Tibetologist Dr. Alain Presencer (1981 LP ‘The Singing Bowls of Tibet’) and I believe singing bowls are not, and were never intended to be, musical instruments. The nature of the sound of singing bowls is such that several sounds are heard together when struck. This is not the case with musical instruments that produce a distinct musical note when struck (or blown or bowed or sung [apart from overtone singing]). In this regard, it matters little whether we refer to a system of 5, 6, 7, 10, 28 chakras, whatever, it will remain very demanding to fit any one singing bowl to one single exact frequency.

 

Even if we’re not concerned with ancient systems but are happy to link seven chakras to seven musical notes, singing bowls are a poor choice for applying this system. In my experience, apart from sounding several frequencies (more akin to a musical ‘chord’), hand-hammered singing bowls will often produce slight variations in their sound when struck at different points around the rim. When I first find a bowl, I will experiment to find that strike point which seems to produce the optimum sound from the bowl.  However, I also have a problem with these seven notes spanning one octave out of seven.

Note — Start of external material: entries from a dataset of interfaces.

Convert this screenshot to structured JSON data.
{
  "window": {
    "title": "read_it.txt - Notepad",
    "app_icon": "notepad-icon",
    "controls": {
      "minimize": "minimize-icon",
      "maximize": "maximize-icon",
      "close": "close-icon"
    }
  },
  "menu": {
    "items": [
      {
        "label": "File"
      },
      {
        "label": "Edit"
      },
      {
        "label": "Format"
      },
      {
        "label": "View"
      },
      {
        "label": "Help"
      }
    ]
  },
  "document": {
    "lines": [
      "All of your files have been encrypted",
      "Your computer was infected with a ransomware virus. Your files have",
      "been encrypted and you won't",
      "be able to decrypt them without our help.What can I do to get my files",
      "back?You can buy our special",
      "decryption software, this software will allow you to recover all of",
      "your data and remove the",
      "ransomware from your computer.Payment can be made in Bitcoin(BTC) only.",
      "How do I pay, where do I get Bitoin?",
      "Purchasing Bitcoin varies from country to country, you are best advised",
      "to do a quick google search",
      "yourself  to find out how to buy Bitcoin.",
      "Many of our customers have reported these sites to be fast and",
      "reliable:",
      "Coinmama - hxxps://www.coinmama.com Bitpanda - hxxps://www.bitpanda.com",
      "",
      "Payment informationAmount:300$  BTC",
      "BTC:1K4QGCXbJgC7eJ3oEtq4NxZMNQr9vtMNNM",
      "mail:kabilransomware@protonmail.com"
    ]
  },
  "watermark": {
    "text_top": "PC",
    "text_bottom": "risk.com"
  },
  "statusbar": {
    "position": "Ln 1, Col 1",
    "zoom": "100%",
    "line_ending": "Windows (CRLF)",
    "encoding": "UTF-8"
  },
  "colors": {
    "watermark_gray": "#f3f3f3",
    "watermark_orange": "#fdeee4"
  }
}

This seems a narrow span of tones for seven chakras that refer to the spiritual evolution of our consciousness unfolded through initiatory experience. Fabian Maman uses seven notes in his model of sound healing although these follow a cycle of Fifths and so cover more than one octave: F, C, G, D, A, E, B (F2 to B5. 1997).  Then, James D’Angelo, another musician in the field, favours a pentatonic scale also beginning on F: F, G, A, C, D, F, G. This extends just beyond the octave (applied to seven chakras).

 

The system of chakras is part of our ‘nature’. An additional problem lies in our modern music (based, as it is, upon the ‘Fixed Pitch’ piano) being out-of-tune with the ‘nature’ of sound (harmonics or the overtone series). In the time of Pythagoras, the notes of our diatonic scale derived from the ratios found in the overtone series. E.g. 9/8, 5/4, 6/5, etc. This is called ‘Pure Tuning’. When a guitar string is plucked it is possible to hear the various overtones sounding harmoniously together. Furthermore, it is then possible to isolate one of these overtones through gently placing a finger upon the point of one of these ratios e.g. two thirds of the length of the string. When we then press the string down from this position upon a certain fret to hear this harmonic (pitch) it would not be quite the same sound frequency. This is because our current ‘Equal Tempered’ tuning system has derived the several notes of the scale from an algorithm. However, there have always been problems with tuning this scale stemming from trying to resolve the ‘Pythagorean Comma’. (Please see diagram/table below – courtesy of Wikipedia). This is not the case with other musical scales in the world that derive from different geometric progressions. It must also be said that bells and singing bowls don’t obey the same law that governs musical instruments. Each bowl has its own unique set of overtones.